Kathleen Brooks
The strength of Brazil’s economy should be the envy of Europe. Domestic demand has surged in recent months and central bank president Henrique Meirelles fuelled speculation that he will raise interest rates in two weeks time when he said on Monday that his job was to stop the economy from overheating. Currently interest rate futures suggest that the Bank will raise interest rates by 0.5 per cent to 9.25 per cent after inflation soared to a 10-month high of 5.17 per cent in March.

After the European Union pledged to help Greece the euro staged a mini-rally and surged by 2 per cent. However it didn’t last and the euro continues to flounder at March highs. The market remains sceptical about how far this debt package will go to help Greece. Investors are worried that Greece will not actually go to its Eurozone partners, which could make it hard to attract enough investor interest to fund the €11.6bn of debt that matures at the end of May. In total Greek debt obligations this year total €20bn. Greece is not out of the woods yet, and any further problems for its economy could weigh on the euro.
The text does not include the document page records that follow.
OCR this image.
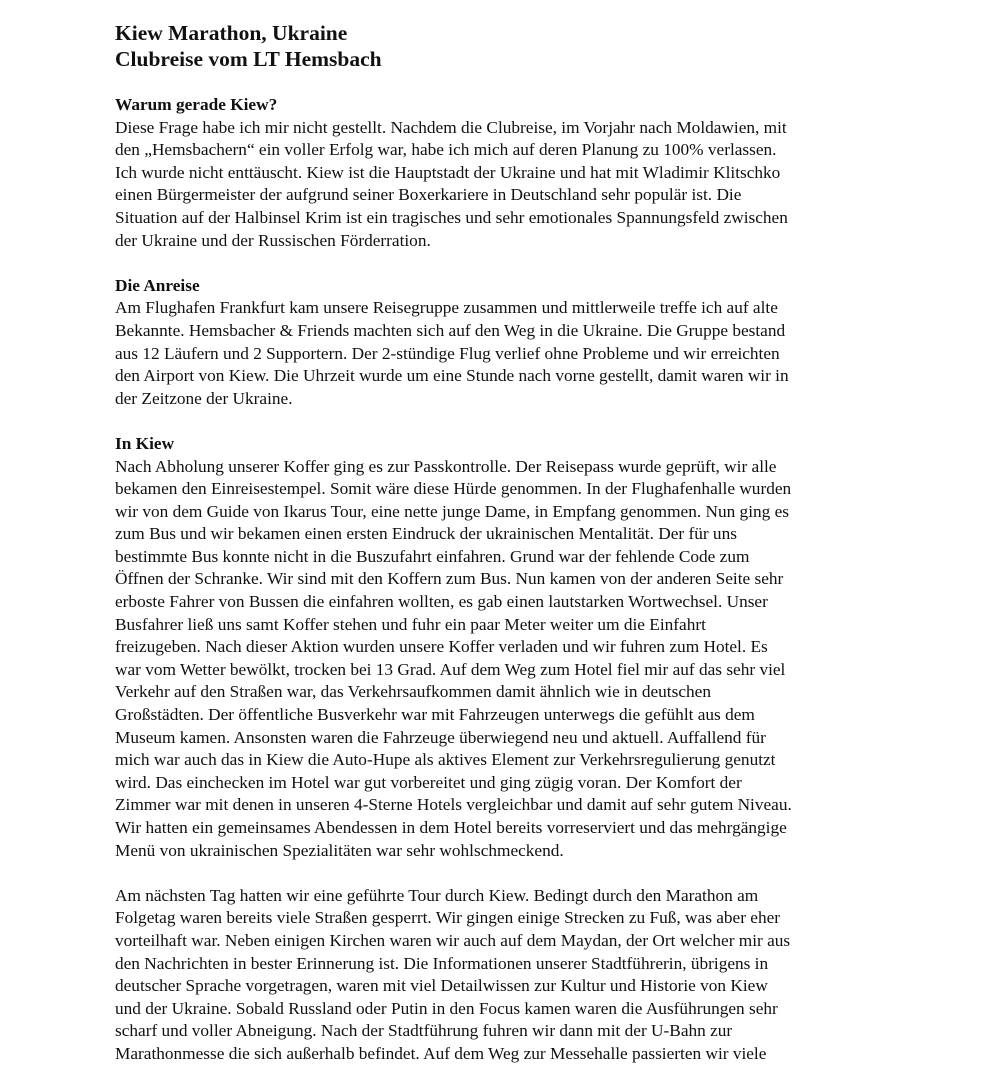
Kiew Marathon, Ukraine
Clubreise vom LT Hemsbach
Warum gerade Kiew?
Diese Frage habe ich mir nicht gestellt. Nachdem die Clubreise, im Vorjahr nach Moldawien, mit
den „Hemsbachern“ ein voller Erfolg war, habe ich mich auf deren Planung zu 100% verlassen.
Ich wurde nicht enttäuscht. Kiew ist die Hauptstadt der Ukraine und hat mit Wladimir Klitschko
einen Bürgermeister der aufgrund seiner Boxerkariere in Deutschland sehr populär ist. Die
Situation auf der Halbinsel Krim ist ein tragisches und sehr emotionales Spannungsfeld zwischen
der Ukraine und der Russischen Förderration.
Die Anreise
Am Flughafen Frankfurt kam unsere Reisegruppe zusammen und mittlerweile treffe ich auf alte
Bekannte. Hemsbacher & Friends machten sich auf den Weg in die Ukraine. Die Gruppe bestand
aus 12 Läufern und 2 Supportern. Der 2-stündige Flug verlief ohne Probleme und wir erreichten
den Airport von Kiew. Die Uhrzeit wurde um eine Stunde nach vorne gestellt, damit waren wir in
der Zeitzone der Ukraine.
In Kiew
Nach Abholung unserer Koffer ging es zur Passkontrolle. Der Reisepass wurde geprüft, wir alle
bekamen den Einreisestempel. Somit wäre diese Hürde genommen. In der Flughafenhalle wurden
wir von dem Guide von Ikarus Tour, eine nette junge Dame, in Empfang genommen. Nun ging es
zum Bus und wir bekamen einen ersten Eindruck der ukrainischen Mentalität. Der für uns
bestimmte Bus konnte nicht in die Buszufahrt einfahren. Grund war der fehlende Code zum
Öffnen der Schranke. Wir sind mit den Koffern zum Bus. Nun kamen von der anderen Seite sehr
erboste Fahrer von Bussen die einfahren wollten, es gab einen lautstarken Wortwechsel. Unser
Busfahrer ließ uns samt Koffer stehen und fuhr ein paar Meter weiter um die Einfahrt
freizugeben. Nach dieser Aktion wurden unsere Koffer verladen und wir fuhren zum Hotel. Es
war vom Wetter bewölkt, trocken bei 13 Grad. Auf dem Weg zum Hotel fiel mir auf das sehr viel
Verkehr auf den Straßen war, das Verkehrsaufkommen damit ähnlich wie in deutschen
Großstädten. Der öffentliche Busverkehr war mit Fahrzeugen unterwegs die gefühlt aus dem
Museum kamen. Ansonsten waren die Fahrzeuge überwiegend neu und aktuell. Auffallend für
mich war auch das in Kiew die Auto-Hupe als aktives Element zur Verkehrsregulierung genutzt
wird. Das einchecken im Hotel war gut vorbereitet und ging zügig voran. Der Komfort der
Zimmer war mit denen in unseren 4-Sterne Hotels vergleichbar und damit auf sehr gutem Niveau.
Wir hatten ein gemeinsames Abendessen in dem Hotel bereits vorreserviert und das mehrgängige
Menü von ukrainischen Spezialitäten war sehr wohlschmeckend.
Am nächsten Tag hatten wir eine geführte Tour durch Kiew. Bedingt durch den Marathon am
Folgetag waren bereits viele Straßen gesperrt. Wir gingen einige Strecken zu Fuß, was aber eher
vorteilhaft war. Neben einigen Kirchen waren wir auch auf dem Maydan, der Ort welcher mir aus
den Nachrichten in bester Erinnerung ist. Die Informationen unserer Stadtführerin, übrigens in
deutscher Sprache vorgetragen, waren mit viel Detailwissen zur Kultur und Historie von Kiew
und der Ukraine. Sobald Russland oder Putin in den Focus kamen waren die Ausführungen sehr
scharf und voller Abneigung. Nach der Stadtführung fuhren wir dann mit der U-Bahn zur
Marathonmesse die sich außerhalb befindet. Auf dem Weg zur Messehalle passierten wir viele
Analysts think that Poland will probably let the zloty appreciate in the aftermath of the air crash that killed more than 90 of the country’s top officials, including Polish president Lech Kaczynski and the central bank governor Slawomir Skrzypeks. This is designed to boost confidence after the crash prompted political uncertainty. In the days leading up to the crash Poland’s central bank had been selling the zloty after it appreciated by more than 6 per cent against the euro since the start of the year. This was the first time the central bank had intervened in the currency for 12 years.